News

Dry spell drives up grain prices

By Country News

The National Australia Bank Rural Commodities Index rose in May with prices up three per cent, largely reflecting favourable grain, horticulture, dairy, wool and cotton prices.

The latest NAB Rural Commodities Wrap shows wheat was the best performer, up 11.4 per cent, while cattle prices fell 5.6 per cent.

NAB agribusiness economist Phin Ziebell said the rain received in May had been enough to get winter crops in the ground in the south-east, but conditions were very tough across much of the country following another very dry month.

‘‘The dry weather conditions continue to be the major driver of elevated grain prices, with poor availability and no new supply expected until later this year,’’ Mr Ziebell said.

‘‘The NAB weighted feed grain price index was up 10 per cent in May, the highest level since it began in 2010.’’

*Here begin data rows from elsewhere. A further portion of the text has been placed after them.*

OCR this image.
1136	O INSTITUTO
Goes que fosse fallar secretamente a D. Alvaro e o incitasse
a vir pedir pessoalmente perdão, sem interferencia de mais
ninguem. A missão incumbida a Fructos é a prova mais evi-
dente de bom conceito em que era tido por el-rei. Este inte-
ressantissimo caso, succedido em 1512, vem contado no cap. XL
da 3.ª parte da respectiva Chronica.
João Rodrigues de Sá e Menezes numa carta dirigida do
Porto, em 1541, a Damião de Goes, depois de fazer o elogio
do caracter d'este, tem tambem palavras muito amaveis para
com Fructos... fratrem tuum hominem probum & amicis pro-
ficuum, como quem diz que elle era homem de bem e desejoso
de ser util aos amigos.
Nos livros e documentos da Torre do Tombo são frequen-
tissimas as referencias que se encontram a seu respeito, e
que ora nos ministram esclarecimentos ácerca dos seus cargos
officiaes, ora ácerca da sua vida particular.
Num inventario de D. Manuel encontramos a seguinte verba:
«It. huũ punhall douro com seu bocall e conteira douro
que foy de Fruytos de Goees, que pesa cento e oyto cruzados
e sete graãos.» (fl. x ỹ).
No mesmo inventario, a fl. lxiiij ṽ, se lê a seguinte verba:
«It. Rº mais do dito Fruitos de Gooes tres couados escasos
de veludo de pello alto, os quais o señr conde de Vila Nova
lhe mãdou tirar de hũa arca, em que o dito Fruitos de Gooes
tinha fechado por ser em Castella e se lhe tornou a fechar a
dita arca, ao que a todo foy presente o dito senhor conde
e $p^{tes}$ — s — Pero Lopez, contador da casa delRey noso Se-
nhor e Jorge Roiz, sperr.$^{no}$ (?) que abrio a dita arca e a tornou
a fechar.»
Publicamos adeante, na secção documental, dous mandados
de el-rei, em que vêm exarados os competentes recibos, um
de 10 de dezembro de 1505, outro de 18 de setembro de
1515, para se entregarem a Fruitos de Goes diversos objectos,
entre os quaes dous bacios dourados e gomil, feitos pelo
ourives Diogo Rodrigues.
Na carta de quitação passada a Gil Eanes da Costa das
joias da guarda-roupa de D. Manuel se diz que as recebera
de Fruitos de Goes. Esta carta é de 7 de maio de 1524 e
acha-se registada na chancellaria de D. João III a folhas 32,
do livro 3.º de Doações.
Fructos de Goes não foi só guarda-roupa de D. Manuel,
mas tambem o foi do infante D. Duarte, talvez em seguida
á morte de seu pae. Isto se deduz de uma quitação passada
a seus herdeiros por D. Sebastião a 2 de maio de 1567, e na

Meanwhile, the dry conditions and elevated feed prices are likely to continue to dampen cattle prices.

‘‘Cattle prices fell 5.6 per cent in May, and the Eastern Young Cattle Indicator has fallen to its lowest level in three years, around 466¢/kg,’’ Mr Ziebell said.

‘‘If the weather stays dry, further downside is possible.

‘‘However, if normal conditions return we should see the EYCI back in the 500¢/kg range later in 2018.’’

The wool market continues its strong run, with the Eastern Market Indicator currently standing at 2027¢/kg (as of June 5).

‘‘This is an excellent return for growers, particularly those with finer wool,’’ Mr Ziebell said.

‘‘Export markets for lamb are reasonably diversified, with the US and China accounting for a substantial volume and it’s predicted this demand will continue to be strong this year.

‘‘Together, this means sheep and lamb slaughter could increase less than would normally occur in current dry conditions.’’

The NAB weighted dairy export price indicator was up 7.5 per cent in Australian dollar terms in May, largely reflecting better global auctions and a stable dollar.